Given the current climate and it’s negative attitude towards both Catholic schooling and the value of denominational schools, it can be disheartening, upsetting and surprising when principals take a highly bureaucratic approach to dealing with parents. We may say on our websites that we are open to all, we may speak of partnership and diversity, of welcoming those of other faiths or of none, but our actions and demeanour can often speak louder than our words.

Our schools will not be considered positive places of learning where parents are welcomed as respected partners if we continue with an autocratic or stern approach to them, or indeed to teachers, other staff members or children. The  Dublin Archdiocese, the Church in Ireland and its schools is striving to move beyond the cold, bureaucratic authoritarianism of John Charles McQuaid and others like him.

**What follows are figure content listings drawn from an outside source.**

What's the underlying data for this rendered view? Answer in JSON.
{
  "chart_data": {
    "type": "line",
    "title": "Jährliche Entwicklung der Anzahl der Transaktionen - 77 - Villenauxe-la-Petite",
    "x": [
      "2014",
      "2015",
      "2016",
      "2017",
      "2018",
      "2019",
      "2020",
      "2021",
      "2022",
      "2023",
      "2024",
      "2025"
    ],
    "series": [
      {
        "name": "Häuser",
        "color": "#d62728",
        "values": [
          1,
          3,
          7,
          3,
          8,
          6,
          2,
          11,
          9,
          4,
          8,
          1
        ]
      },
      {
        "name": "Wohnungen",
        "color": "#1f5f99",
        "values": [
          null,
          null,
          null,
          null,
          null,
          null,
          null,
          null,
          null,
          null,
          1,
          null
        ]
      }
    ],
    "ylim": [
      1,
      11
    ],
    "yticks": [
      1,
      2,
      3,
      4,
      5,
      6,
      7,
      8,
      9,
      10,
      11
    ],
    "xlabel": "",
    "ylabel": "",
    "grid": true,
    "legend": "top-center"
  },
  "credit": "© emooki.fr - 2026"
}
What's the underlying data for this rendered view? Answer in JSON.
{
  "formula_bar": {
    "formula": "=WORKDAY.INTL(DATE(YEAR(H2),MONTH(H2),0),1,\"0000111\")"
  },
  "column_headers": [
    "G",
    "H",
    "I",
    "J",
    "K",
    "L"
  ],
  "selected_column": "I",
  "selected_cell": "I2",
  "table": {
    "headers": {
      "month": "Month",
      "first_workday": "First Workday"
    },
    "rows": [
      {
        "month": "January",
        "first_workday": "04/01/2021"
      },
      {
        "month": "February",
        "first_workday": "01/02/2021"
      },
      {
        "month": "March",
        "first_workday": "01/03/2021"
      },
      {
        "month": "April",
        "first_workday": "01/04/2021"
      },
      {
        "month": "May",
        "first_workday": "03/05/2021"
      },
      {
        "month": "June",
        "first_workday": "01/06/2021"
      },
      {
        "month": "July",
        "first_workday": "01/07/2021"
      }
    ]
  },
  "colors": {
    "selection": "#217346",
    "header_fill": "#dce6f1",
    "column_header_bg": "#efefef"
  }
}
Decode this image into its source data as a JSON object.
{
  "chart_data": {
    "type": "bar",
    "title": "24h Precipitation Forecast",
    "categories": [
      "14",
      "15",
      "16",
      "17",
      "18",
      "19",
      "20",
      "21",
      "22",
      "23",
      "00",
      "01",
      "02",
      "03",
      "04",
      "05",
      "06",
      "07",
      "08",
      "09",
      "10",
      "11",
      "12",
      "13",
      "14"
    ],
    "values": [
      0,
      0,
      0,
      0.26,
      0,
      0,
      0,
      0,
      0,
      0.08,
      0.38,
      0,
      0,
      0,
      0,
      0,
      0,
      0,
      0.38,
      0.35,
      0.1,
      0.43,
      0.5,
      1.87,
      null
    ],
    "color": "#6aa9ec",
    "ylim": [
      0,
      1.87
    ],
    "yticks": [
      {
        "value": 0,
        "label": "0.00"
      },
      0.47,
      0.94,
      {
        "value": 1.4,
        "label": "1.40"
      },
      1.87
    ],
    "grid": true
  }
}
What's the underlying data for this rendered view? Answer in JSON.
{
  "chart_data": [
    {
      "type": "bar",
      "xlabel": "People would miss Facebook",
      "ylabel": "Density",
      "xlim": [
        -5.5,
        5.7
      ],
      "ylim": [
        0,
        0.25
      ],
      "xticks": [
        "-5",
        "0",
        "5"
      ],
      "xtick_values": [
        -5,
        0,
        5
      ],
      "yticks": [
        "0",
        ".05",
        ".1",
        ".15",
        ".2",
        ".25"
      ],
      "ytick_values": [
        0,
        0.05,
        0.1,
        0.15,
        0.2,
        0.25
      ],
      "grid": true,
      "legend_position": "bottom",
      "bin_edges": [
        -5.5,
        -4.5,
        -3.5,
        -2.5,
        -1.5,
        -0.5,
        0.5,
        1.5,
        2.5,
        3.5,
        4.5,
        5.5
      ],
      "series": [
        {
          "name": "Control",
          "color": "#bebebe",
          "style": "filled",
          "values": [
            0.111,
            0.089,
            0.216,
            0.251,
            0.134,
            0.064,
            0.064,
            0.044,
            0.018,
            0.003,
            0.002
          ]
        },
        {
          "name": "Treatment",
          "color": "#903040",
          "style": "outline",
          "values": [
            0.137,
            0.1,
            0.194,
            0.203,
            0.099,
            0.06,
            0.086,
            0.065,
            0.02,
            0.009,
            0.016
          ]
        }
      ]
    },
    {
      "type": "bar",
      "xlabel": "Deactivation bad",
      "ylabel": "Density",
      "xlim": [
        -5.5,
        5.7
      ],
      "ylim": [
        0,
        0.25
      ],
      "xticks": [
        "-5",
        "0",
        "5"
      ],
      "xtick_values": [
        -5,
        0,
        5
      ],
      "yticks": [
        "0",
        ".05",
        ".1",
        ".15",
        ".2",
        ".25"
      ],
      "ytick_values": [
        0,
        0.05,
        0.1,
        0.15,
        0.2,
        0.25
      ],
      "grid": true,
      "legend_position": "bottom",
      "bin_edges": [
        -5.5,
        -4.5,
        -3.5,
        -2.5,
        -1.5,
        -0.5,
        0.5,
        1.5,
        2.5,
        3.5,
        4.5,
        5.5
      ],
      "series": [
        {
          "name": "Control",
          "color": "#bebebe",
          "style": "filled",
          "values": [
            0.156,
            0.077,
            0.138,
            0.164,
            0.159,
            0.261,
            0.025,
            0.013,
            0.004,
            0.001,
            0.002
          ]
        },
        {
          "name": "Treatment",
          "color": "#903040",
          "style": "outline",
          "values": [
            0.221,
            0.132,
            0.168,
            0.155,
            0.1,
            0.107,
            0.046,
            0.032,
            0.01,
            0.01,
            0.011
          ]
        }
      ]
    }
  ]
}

What does a closed, bureaucratic attitude do to dispel peoples’ negative attitudes towards the role of Catholicism in education?

Is it really reflective of the ethos of any Catholic school, of any Irish school to create an atmosphere of them and us, with parents put firmly in their place?

Does it create an atmosphere of trust and mutual understanding, or does it create one of mistrust where children loose out and where people continue to see Catholicism as as an authoritarian religion that seeks to control people ignore their needs?

Many founders of religious orders sought to reach out to the marginalised, when communications and plans are written using language that demands rather than respectfully expects parental cooperation, when schools are not open and welcoming, many, if not most, parents become marginalised  and damage is done to an ethos inspired by the goals of Catholic education and the ideals that inspired the founders of religious orders.